Correlation between MMP1 and immune checkpoint gene expression in BRCA
It is well-known that immunotherapy plays an important role in BRCA, and the expression of immune checkpoint genes can not only predict prognosis but also predict the response to immunotherapy. Therefore, the correlation between MMP1 expression and immune checkpoint gene expression was analyzed. As shown in Fig. 7B, MMP1 was positively correlated with almost all immune checkpoint genes, including TNFSF4, CD28, CD86, CTLA4, LAIR1, LAG3, TNFSF14, ICOS, CD40, CD160, TNFSF9, CD276, IDO1, LGALS9, PDCD1LG2, CD274, TIGIT, TNFRSF25, TNFSF15, KIR3DL1, TNFRSF14, TNFRSF8, CD80, CD48, PDCD1, CD70, TNFRSF9, NRP1, HAVCR2, and TNFRSF4, whereas it was negatively correlated with TNFSF14 and CD160. Furthermore, a positive correlation was found between MMP1 and most immune checkpoint gene expression, indicating that MMP1 can be used as a biomarker to predict immunotherapy response.
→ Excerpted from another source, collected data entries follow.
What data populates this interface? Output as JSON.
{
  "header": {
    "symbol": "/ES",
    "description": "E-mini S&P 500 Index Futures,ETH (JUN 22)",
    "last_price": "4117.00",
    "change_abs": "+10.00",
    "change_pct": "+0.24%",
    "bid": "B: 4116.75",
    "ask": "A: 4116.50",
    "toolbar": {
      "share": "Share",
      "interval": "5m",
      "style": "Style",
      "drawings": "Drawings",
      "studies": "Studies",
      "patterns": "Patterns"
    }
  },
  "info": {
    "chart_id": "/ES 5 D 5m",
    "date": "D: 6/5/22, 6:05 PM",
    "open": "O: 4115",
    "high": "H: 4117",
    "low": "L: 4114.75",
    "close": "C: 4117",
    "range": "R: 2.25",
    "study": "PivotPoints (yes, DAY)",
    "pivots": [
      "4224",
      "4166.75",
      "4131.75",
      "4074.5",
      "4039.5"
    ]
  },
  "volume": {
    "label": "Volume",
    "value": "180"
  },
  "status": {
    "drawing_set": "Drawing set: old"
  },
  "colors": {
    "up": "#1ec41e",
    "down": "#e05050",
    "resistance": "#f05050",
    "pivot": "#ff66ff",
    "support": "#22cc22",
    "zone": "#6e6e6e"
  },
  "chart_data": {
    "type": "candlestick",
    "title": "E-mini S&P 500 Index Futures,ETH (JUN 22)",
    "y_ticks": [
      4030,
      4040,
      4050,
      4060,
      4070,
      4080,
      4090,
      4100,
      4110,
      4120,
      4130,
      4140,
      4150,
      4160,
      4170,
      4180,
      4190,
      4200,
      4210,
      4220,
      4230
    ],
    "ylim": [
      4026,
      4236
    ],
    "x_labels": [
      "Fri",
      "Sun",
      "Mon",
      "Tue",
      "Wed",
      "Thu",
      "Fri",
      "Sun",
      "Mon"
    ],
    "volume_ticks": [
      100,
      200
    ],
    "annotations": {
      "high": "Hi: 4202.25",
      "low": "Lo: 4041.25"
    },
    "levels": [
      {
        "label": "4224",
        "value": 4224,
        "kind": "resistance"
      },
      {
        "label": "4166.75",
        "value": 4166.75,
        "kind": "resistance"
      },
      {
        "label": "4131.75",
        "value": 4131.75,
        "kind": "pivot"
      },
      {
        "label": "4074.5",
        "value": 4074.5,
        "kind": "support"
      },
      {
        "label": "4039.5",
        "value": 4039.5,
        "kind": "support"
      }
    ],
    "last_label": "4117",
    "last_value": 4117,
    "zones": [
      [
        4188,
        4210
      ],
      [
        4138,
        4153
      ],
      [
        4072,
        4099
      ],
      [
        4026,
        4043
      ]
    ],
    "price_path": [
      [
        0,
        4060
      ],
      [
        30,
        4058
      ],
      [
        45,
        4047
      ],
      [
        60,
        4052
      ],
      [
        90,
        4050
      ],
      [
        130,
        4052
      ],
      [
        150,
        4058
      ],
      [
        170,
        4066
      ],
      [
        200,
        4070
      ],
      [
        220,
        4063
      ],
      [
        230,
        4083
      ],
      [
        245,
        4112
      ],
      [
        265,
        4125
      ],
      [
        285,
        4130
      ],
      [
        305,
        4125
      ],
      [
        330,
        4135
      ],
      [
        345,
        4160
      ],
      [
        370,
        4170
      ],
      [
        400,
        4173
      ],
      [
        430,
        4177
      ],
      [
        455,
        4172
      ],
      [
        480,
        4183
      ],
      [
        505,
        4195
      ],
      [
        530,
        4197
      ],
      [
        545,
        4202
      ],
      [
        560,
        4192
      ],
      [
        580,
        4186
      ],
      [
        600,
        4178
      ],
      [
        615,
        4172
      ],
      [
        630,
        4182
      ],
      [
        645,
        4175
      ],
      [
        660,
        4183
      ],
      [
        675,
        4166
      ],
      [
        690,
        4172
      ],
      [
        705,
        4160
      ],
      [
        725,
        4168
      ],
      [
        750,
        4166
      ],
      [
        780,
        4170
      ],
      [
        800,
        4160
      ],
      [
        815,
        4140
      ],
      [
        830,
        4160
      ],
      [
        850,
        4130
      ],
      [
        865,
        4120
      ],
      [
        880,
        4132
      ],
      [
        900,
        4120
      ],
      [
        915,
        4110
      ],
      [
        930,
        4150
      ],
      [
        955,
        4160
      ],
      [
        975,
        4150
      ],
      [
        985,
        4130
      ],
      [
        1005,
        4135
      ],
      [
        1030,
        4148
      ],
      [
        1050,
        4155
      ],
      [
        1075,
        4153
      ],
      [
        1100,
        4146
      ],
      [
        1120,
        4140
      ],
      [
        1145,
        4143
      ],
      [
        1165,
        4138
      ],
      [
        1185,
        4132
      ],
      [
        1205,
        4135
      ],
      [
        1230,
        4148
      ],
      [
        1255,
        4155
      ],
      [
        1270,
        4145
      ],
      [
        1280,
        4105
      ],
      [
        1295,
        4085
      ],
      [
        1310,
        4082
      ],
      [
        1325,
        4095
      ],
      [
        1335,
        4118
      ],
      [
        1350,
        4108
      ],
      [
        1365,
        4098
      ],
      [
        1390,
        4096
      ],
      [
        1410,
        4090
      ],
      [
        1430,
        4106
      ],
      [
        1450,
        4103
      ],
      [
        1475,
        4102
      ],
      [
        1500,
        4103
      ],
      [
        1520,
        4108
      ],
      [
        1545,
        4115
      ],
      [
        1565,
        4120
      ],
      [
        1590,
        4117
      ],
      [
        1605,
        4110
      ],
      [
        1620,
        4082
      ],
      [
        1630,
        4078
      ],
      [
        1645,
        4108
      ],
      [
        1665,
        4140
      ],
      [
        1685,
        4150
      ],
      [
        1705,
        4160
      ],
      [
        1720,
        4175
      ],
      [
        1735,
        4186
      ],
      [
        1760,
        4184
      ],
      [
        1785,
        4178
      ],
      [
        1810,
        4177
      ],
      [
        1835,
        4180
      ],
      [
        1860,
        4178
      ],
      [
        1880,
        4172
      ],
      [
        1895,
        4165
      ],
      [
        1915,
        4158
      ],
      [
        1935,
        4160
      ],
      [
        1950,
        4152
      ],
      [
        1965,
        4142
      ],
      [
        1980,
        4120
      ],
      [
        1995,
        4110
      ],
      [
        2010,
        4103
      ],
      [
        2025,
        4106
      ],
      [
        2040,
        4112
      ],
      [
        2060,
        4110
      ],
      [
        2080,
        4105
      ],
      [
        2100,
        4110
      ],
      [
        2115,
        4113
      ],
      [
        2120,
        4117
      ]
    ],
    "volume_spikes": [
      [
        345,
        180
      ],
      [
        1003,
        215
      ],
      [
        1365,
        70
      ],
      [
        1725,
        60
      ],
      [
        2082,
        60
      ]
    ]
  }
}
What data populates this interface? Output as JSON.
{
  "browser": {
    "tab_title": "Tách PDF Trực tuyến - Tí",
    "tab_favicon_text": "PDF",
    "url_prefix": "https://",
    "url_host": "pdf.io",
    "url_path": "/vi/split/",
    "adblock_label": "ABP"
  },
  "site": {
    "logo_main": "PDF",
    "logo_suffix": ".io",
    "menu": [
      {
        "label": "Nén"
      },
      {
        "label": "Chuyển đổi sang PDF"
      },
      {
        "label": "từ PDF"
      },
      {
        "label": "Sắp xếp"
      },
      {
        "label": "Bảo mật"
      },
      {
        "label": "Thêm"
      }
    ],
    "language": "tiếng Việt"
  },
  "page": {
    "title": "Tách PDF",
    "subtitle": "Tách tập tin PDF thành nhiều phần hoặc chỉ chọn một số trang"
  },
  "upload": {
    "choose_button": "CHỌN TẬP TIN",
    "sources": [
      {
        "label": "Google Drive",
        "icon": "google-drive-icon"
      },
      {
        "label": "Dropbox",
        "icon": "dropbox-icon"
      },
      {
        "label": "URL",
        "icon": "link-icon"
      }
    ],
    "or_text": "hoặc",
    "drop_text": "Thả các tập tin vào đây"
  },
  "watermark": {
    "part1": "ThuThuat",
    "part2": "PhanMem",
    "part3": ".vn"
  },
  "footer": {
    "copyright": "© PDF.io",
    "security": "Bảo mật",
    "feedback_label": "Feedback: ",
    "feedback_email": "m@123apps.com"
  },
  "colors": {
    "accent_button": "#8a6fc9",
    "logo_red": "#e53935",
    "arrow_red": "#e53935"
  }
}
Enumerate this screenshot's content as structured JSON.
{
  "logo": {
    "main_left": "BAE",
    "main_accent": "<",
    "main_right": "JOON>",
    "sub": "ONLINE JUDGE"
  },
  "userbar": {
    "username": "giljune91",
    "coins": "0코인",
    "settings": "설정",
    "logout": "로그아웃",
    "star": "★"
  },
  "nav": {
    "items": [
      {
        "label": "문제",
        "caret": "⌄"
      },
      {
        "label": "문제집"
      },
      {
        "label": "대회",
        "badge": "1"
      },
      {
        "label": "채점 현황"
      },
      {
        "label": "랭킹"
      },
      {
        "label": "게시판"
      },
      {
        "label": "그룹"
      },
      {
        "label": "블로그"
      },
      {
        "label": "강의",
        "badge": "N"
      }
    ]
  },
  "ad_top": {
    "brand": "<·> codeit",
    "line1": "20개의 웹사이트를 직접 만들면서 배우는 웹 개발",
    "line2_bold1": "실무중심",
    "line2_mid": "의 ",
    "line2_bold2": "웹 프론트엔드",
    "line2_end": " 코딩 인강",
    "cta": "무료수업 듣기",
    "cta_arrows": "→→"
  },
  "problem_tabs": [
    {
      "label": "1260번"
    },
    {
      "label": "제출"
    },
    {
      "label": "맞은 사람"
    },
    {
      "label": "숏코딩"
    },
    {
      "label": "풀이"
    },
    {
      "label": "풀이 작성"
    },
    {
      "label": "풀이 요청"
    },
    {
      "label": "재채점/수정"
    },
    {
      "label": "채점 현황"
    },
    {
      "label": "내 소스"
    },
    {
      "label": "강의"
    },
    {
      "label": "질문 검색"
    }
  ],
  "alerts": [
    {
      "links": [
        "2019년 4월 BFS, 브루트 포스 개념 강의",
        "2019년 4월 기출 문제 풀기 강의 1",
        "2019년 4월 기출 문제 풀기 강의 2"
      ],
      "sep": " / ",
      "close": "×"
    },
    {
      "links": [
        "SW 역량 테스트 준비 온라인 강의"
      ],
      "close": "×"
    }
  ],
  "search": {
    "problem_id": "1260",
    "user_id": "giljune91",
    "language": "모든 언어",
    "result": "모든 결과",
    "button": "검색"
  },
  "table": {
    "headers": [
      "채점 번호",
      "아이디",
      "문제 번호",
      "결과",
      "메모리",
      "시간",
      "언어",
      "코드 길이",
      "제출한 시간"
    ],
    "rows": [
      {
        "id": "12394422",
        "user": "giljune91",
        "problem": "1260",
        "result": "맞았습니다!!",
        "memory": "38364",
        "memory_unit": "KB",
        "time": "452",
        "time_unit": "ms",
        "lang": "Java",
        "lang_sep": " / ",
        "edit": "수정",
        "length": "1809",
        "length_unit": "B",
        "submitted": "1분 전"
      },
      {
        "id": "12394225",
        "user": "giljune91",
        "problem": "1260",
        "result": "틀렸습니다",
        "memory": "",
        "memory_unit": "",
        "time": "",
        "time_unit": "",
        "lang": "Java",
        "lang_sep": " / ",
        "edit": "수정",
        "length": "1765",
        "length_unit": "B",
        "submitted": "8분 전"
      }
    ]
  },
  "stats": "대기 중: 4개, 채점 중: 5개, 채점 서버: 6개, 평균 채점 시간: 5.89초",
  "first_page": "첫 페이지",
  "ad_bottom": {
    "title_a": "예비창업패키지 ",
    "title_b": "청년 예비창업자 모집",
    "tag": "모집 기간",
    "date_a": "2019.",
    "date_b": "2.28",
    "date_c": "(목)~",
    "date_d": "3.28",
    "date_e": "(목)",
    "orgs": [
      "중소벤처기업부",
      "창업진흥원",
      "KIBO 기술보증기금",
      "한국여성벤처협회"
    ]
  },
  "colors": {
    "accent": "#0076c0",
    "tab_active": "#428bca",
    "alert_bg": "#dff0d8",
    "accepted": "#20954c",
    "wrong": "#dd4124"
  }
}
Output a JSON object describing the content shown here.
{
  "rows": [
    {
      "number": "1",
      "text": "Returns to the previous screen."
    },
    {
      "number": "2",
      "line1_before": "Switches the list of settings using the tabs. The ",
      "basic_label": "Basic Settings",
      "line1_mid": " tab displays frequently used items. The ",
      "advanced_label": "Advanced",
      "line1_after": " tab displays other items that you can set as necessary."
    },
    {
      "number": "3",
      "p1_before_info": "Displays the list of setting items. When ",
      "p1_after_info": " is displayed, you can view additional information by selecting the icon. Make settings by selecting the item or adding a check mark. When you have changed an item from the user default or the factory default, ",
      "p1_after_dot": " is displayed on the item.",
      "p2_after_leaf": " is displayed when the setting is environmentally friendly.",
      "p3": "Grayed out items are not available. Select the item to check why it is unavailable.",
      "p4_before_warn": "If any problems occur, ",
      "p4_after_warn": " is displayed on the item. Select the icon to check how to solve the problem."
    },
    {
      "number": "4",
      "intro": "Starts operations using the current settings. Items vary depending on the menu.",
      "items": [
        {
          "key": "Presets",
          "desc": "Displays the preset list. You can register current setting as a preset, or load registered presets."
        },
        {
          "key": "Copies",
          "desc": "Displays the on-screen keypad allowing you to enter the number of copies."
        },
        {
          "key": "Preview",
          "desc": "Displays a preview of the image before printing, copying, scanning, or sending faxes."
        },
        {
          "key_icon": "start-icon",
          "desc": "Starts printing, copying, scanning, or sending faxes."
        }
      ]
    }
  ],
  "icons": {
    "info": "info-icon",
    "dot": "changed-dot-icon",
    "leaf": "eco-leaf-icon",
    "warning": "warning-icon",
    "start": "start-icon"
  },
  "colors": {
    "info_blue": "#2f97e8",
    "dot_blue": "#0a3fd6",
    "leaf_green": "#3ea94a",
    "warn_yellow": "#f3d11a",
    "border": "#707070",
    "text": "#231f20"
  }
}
Clinical drug sensitivity analysis and immunotherapy efficacy evaluation of prognostic characteristics of MMP1
Currently, the research on drug treatment of BRCA is a hot topic and has received much attention. We performed a drug sensitivity analysis within high- and low-MMP1 groups to explore the relationship between MMP1 and drug sensitivity. As shown in Fig. 8A, the sensitivity of 20 drugs related to BRCA treatment was screened out. Among them, the IC50 of AFP464 in patients with high-MMP1 expression was lower than that in patients with low-MMP1 expression, indicating a better efficacy in the high-MMP1 expression group. Therefore, MMP1 may be involved in the resistance to these drugs in BRCA. The machine learning-based score (IPS) of four subtypes (CTLA-4_neg_PD-1_neg, CTLA-4_pos_PD-1_pos, CTLA-4_pos_PD-1_neg, and CTLA-4_neg_PD-1_pos) was calculated to predict the responses to ICI. Based on the expression of MMP1, all BRCA patients do not have an evident difference in responding to immunotherapy (Fig. 8B).